How to set up SSH on your machine from scratch and configure SSH access on your GitHub account. So you can do a clone, push and pull action using SSH repo URLs.

This guide can be used for BitBucket or GitLab too, if you follow the interface on those platforms.

Why

You need access to a repo to do clone, push, or pull it.

  • For the HTTP URL of a private repos or altering a public repo, you would have to enter your GitHub password each time and also your OTP if you use that. The downside is that this password can be used on other machines (such as by a stranger). And you have to enter your password each time (unless you opt to have it remembered for say 5 min). e.g.
      $ git clone https://github.com/MichaelCurrin/code-cookbook.git
    
  • If you set up GitHub SSH access and use an SSH URL instead, you’ll have something more secure as they key will only work on your machine (provided you don’t share your private key on other machines). e.g.
      $ git clone git@github.com:MichaelCurrin/code-cookbook.git
    

So using an HTTP URL is less secure as it needs a password or token.
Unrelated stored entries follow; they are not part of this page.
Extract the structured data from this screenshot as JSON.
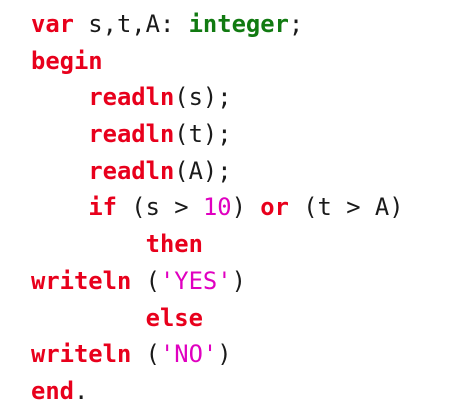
{
  "code": {
    "lines": [
      [
        {
          "t": "var",
          "c": "kw"
        },
        {
          "t": " s,t,A: ",
          "c": "plain"
        },
        {
          "t": "integer",
          "c": "type"
        },
        {
          "t": ";",
          "c": "plain"
        }
      ],
      [
        {
          "t": "begin",
          "c": "kw"
        }
      ],
      [
        {
          "t": "    ",
          "c": "plain"
        },
        {
          "t": "readln",
          "c": "kw"
        },
        {
          "t": "(s);",
          "c": "plain"
        }
      ],
      [
        {
          "t": "    ",
          "c": "plain"
        },
        {
          "t": "readln",
          "c": "kw"
        },
        {
          "t": "(t);",
          "c": "plain"
        }
      ],
      [
        {
          "t": "    ",
          "c": "plain"
        },
        {
          "t": "readln",
          "c": "kw"
        },
        {
          "t": "(A);",
          "c": "plain"
        }
      ],
      [
        {
          "t": "    ",
          "c": "plain"
        },
        {
          "t": "if",
          "c": "kw"
        },
        {
          "t": " (s > ",
          "c": "plain"
        },
        {
          "t": "10",
          "c": "num"
        },
        {
          "t": ") ",
          "c": "plain"
        },
        {
          "t": "or",
          "c": "kw"
        },
        {
          "t": " (t > A)",
          "c": "plain"
        }
      ],
      [
        {
          "t": "        ",
          "c": "plain"
        },
        {
          "t": "then",
          "c": "kw"
        }
      ],
      [
        {
          "t": "writeln",
          "c": "kw"
        },
        {
          "t": " (",
          "c": "plain"
        },
        {
          "t": "'YES'",
          "c": "str"
        },
        {
          "t": ")",
          "c": "plain"
        }
      ],
      [
        {
          "t": "        ",
          "c": "plain"
        },
        {
          "t": "else",
          "c": "kw"
        }
      ],
      [
        {
          "t": "writeln",
          "c": "kw"
        },
        {
          "t": " (",
          "c": "plain"
        },
        {
          "t": "'NO'",
          "c": "str"
        },
        {
          "t": ")",
          "c": "plain"
        }
      ],
      [
        {
          "t": "end",
          "c": "kw"
        },
        {
          "t": ".",
          "c": "plain"
        }
      ]
    ]
  },
  "colors": {
    "keyword": "#e8001c",
    "type": "#117a11",
    "string": "#e000c0",
    "number": "#e000c0",
    "text": "#1a1a1a",
    "background": "#ffffff"
  }
}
Using an SSH URL means you allow an SSH key-pair for a specific device.

Steps

For Linux or macOS.

1. Generate keys

  1. Follow the Install SSH recipe to install SSH tool on your machine.
  2. Follow the SSH keys recipe to generate a pair of SSH keys.

2. View keys

View your public key - the one with .pub extension. Copy it, as you’ll need to paste it in the next section.

$ view ~/.ssh/id_rsa.pub

You will also have a private key as ~/.ssh/id_rsa, though you don’t need to access this directly and this should never be shared.

3. Add public key to GitHub

  1. Login to GitHub account.
  2. Go to SSH keys page
  3. Create a new SSH key.
  4. Give a title as description of your name (like Michael or mcurrin) and host (like Mac or Dell). e.g. Michael Dell. This can be renamed later easily.
  5. Paste the public key copied from the previous section and save.
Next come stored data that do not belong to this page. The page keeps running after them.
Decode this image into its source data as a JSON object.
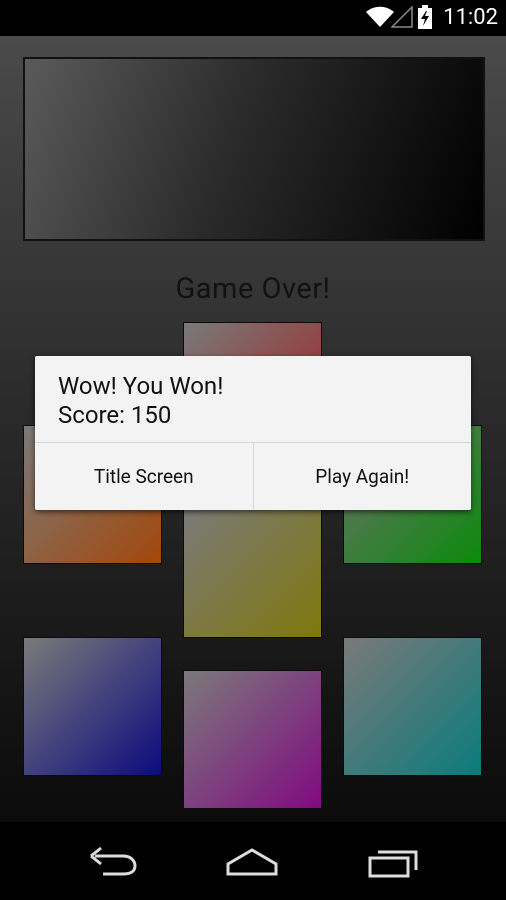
{
  "status_bar": {
    "time": "11:02"
  },
  "game": {
    "title": "Game Over!",
    "pads": [
      {
        "color_name": "red",
        "hex": "#a21d1d"
      },
      {
        "color_name": "orange",
        "hex": "#a3470a"
      },
      {
        "color_name": "green",
        "hex": "#0b8a0b"
      },
      {
        "color_name": "yellow",
        "hex": "#7f780c"
      },
      {
        "color_name": "blue",
        "hex": "#0b0b7f"
      },
      {
        "color_name": "purple",
        "hex": "#800a80"
      },
      {
        "color_name": "teal",
        "hex": "#0b7b7b"
      }
    ]
  },
  "dialog": {
    "message_line1": "Wow! You Won!",
    "message_line2": "Score: 150",
    "negative_button": "Title Screen",
    "positive_button": "Play Again!"
  },
  "nav_bar": {
    "icons": [
      "back-icon",
      "home-icon",
      "recents-icon"
    ]
  }
}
That is based on this tutorial in the GitHub docs.

4. Use it

  1. Go to a repo on GitHub.
  2. Find the clone URL on the repo. Make sure to pick the SSH option.
  3. Clone the URL locally. e.g.
     $ git clone git@github.com:MichaelCurrin/code-cookbook.git
    

Use multiple SSH keys

Note each GitHub account must have its own SSH key. I tried using the same SSH key on two GitHub accounts and got an error that it was still in use.
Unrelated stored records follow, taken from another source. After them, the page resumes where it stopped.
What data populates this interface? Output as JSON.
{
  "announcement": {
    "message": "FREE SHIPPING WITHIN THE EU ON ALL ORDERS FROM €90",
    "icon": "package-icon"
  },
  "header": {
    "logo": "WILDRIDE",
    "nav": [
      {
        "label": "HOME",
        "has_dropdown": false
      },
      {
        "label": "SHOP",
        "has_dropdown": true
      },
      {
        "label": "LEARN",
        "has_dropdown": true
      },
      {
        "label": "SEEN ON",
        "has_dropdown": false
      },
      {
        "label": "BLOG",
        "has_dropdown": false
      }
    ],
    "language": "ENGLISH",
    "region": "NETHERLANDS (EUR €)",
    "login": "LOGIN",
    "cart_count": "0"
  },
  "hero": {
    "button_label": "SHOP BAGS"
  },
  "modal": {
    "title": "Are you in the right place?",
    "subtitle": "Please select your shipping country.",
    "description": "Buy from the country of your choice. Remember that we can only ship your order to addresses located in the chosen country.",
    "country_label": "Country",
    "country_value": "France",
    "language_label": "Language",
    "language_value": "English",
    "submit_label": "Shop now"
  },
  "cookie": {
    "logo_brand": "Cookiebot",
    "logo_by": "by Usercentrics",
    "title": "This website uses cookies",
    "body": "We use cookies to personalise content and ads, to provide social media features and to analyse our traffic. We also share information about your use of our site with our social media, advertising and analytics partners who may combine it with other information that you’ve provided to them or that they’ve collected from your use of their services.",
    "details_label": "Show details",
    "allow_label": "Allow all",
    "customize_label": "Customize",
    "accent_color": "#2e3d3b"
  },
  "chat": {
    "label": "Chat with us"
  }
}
If you want to start using a second GitHub account, do the following:

  1. Generate a new SSH key pair. Use the same command as before in SSH keys but follow the prompts to choose a new name e.g. id_rsa_abc.
  2. Copy the value of the public key.
  3. Add the public key to your GitHub account.
  4. Configure Git to use the new key.
     Host github.com
         IdentityFile ~/.ssh/id_rsa_abc
    
  5. Run clone or other Git commands.

This will stop using the old one until you switch it back. Alternatively you can try Add key to SSH agent in SSH keys guide and see if you can get the agent to recognize both keys but that might not be possible. Unless maybe the HostName or Host are setup for the org e.g. github.com/my-org.